訪問属性については、ユーザーが男性なのか女性なのか、使用デバイスがPCなのかスマートフォンなのかで大きく変わってくることが分かった。
サイト滞在時間比較
ユーザーが各サイトにどのくらい滞在しているのか、各サイト滞在時間を表したデータがこちら。
PCは記憶をくすぐる大人のWebメディア「MiddleEdge」が2番目の女性向け情報のまとめサイト「Jocee」と約2分の差をつけていることがわかる。「MiddleEdge」は他のサイトにない【あの頃ナウ】という機能(自分の年齢にあわせて、その年代の記事が検索できる)があり、この機能が滞在時間を増やしていると考えられる。また、スマートフォンはどのサイトも平均滞在時間が1分以上とPCと比較すると長めであることが特徴的だ。

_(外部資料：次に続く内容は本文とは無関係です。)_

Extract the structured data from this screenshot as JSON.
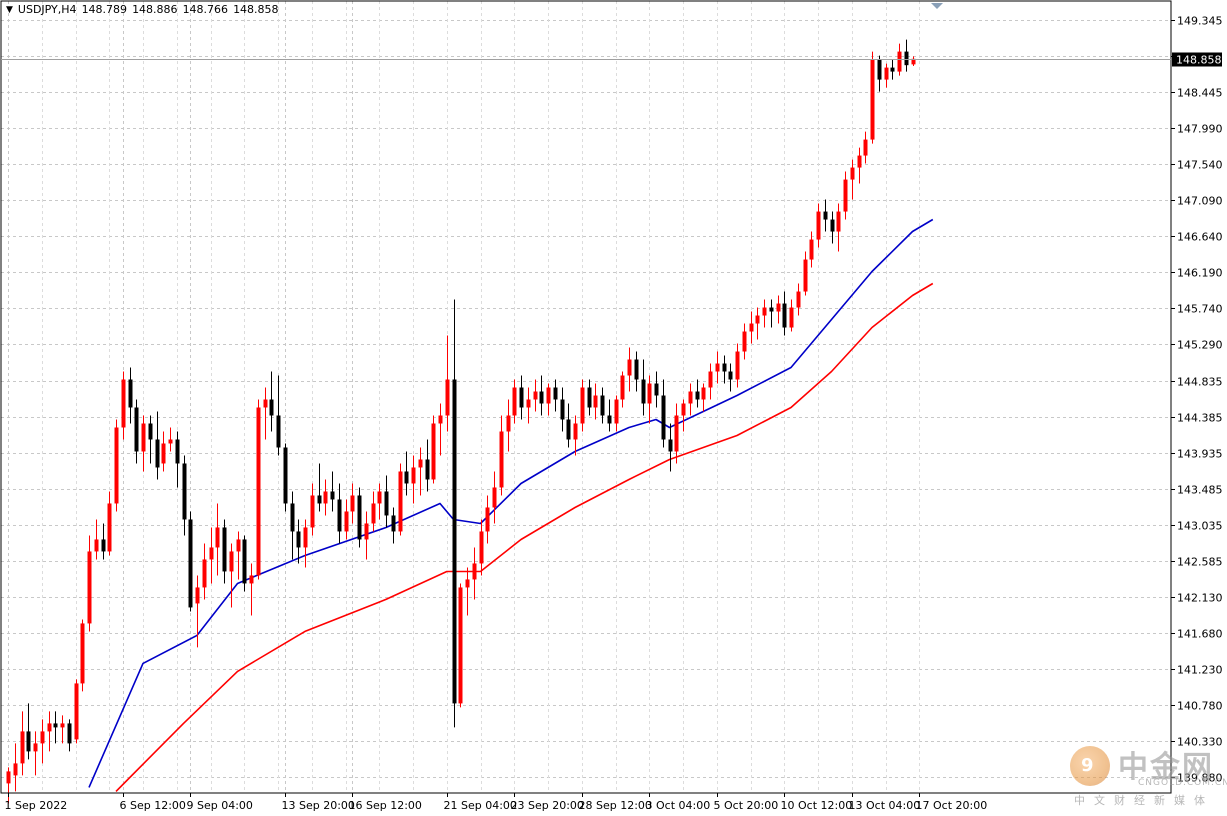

PCよりもスマートフォンの方が閲覧滞在時間が長いことに関して、スマートフォンの手軽さから、電車の中などですぐにサイトを閲覧できることを考えると納得の結果だ。
サイト構築のカギとは??
今回の調査結果から以下のことがわかった。
・サイトを閲覧する際に各世代均等に使用するデバイスはPC
・サイトを閲覧する際に比較的若年層、そして女性が使用するのはスマートフォン
・全体的にサイトを閲覧する際にはスマートフォンが使用される割合が高い
・PCよりも手軽で身近なスマートフォンの方がユーザーのサイト滞在時間が長い
この結果を踏まえて、ECサイトを作成するときにはターゲットを絞ることも重要になってくることがわかる。ターゲットが女性なのか、世代がシニアなのか。そして、スマートフォンからのサイト閲覧が多いことも考えて、スマートフォンから閲覧しやすいECサイト作りを行うこともサイト集客につながる。今回の結果は、ユーザーから好かれるサイト作りをするための重要な資料となることだろう。
情報過多のネット上において、まとめられたものが求められている事に加え、女性を中心にわざわざ分厚いファッション誌を見るよりも、手元でサクッとキュレーションメディアで情報収集というのも自然だ。ネットで展開されるこれらの新規メディアが人々の興味関心のきっかけとなり、購買行動に繋がる事も考えられるとすれば、今このキュレーションメディアの実態を把握し、自らのECに繋げていくことで、チャンスもつかめるに違いない。